Levy: Escape the Bubble
Escaping the Dartmouth bubble is about more than ourselves.
Last week, I was fortunate enough to be invited to celebrate Passover at a professor’s house off campus. During the Seder, I had the opportunity to interact with my professor’s elderly parents and young kids. I participated in lively discussions about world affairs and listened intently to cherished family stories. Importantly, none of these conversations were centered around Dartmouth or dominated by the perspectives of Dartmouth students. If only for one night of food, song and prayer, I escaped the infamous Dartmouth bubble.
Personally, I have much more experience living inside of “bubbles” than outside of them. At my private high school in a small town in California, the word was invoked frequently to point out the privilege of students and the emphasis my school placed on political correctness. Nonetheless, I felt more tethered to the real world during high school than I do here at Dartmouth. After all, I had frequent interactions with non-academic adults and easy access to transportation that connected me to the world outside of my school and home. So, I didn’t really see a problem with bubbles. Then I came to Dartmouth.
The Dartmouth bubble is pervasive. In a survey by College Pulse, 90 percent of Dartmouth students agreed that Dartmouth exists in a bubble, which the survey defined as “a place where people are isolated from the real world and most of the things that happen outside the bubble don’t affect the people in the bubble.” Even Dartmouth’s Admissions website acknowledges this. In a piece on the Dartmouth Admissions website, Manny Howze-Warkie ’20 described the Dartmouth bubble as “a sort of tunnel vision where students lose track of things happening outside the invisible walls of this campus.”

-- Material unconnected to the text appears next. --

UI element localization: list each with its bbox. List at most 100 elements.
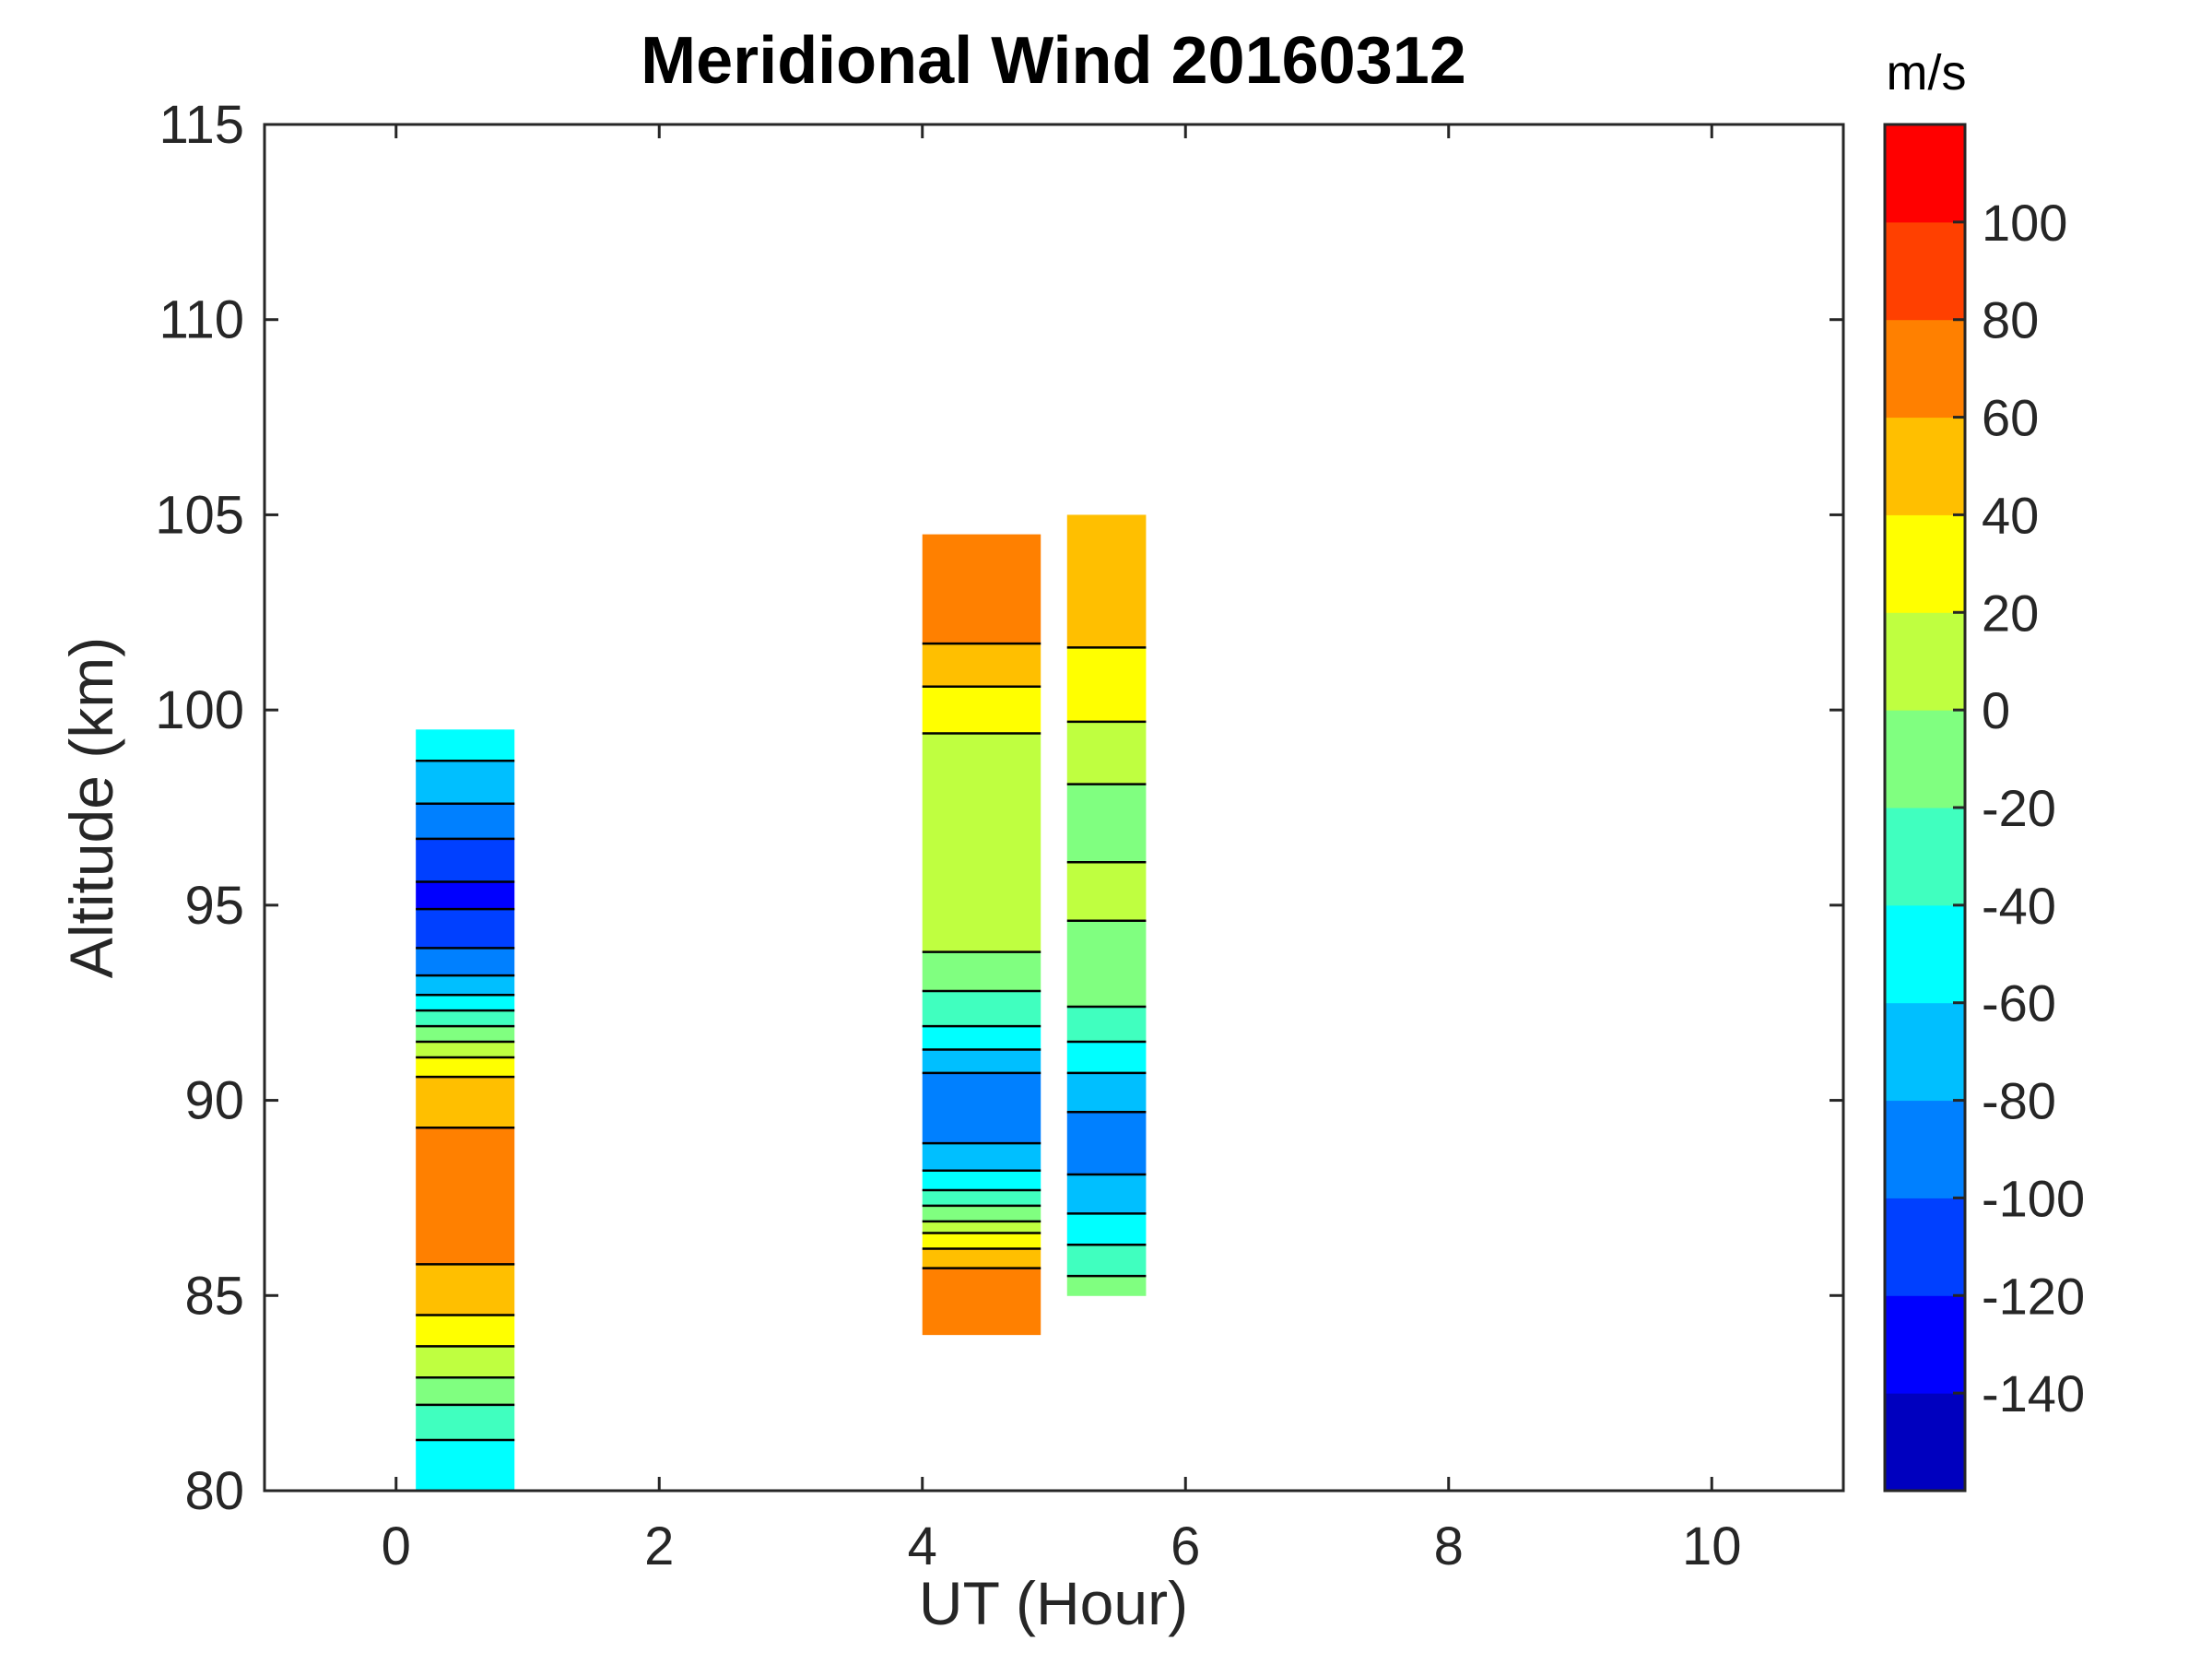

From the moment we set foot on campus, students hear from parents, faculty, administrators and advisors that we should try to escape the Dartmouth bubble. We are encouraged to take a day trip to Boston or go on a hike and enjoy the beauty of New Hampshire. We hear that leaving the bubble will “broaden our horizons” and “put our lives on campus into perspective.” The arguments that I hear tend to focus on the personal benefits of leaving the bubble.
The self-satisfaction argument for leaving the bubble, however, is not very convincing to me. I agree that leaving the bubble provides a reprieve from the day-to-day Dartmouth grind. Most of the time, however, quarter-system students like us are too busy and stressed to venture beyond the periphery of Main Street simply for a greater sense of satisfaction.
So, we should remember that leaving the bubble can be more than just a self-absorbed search for a temporary escape from Dartmouth. It can be an opportunity to make an impact on the world. Indeed, the world-class education we receive and the resources to which we have access oblige us to do more than just get good grades.
We should escape the Dartmouth bubble by taking our newly-gained knowledge and skills and applying them in the real world in order to give back to our community. It doesn’t take much for a math major to tutor a Hanover high student once a week or for an engineering student to help with a local project.
Yes, these things will help Dartmouth students reflect on what actually matters in life and hopefully gain some personal satisfaction. But more importantly, they make a big difference for those outside of the bubble — the people we will one day join after we don our graduation caps and leave the Dartmouth bubble for good.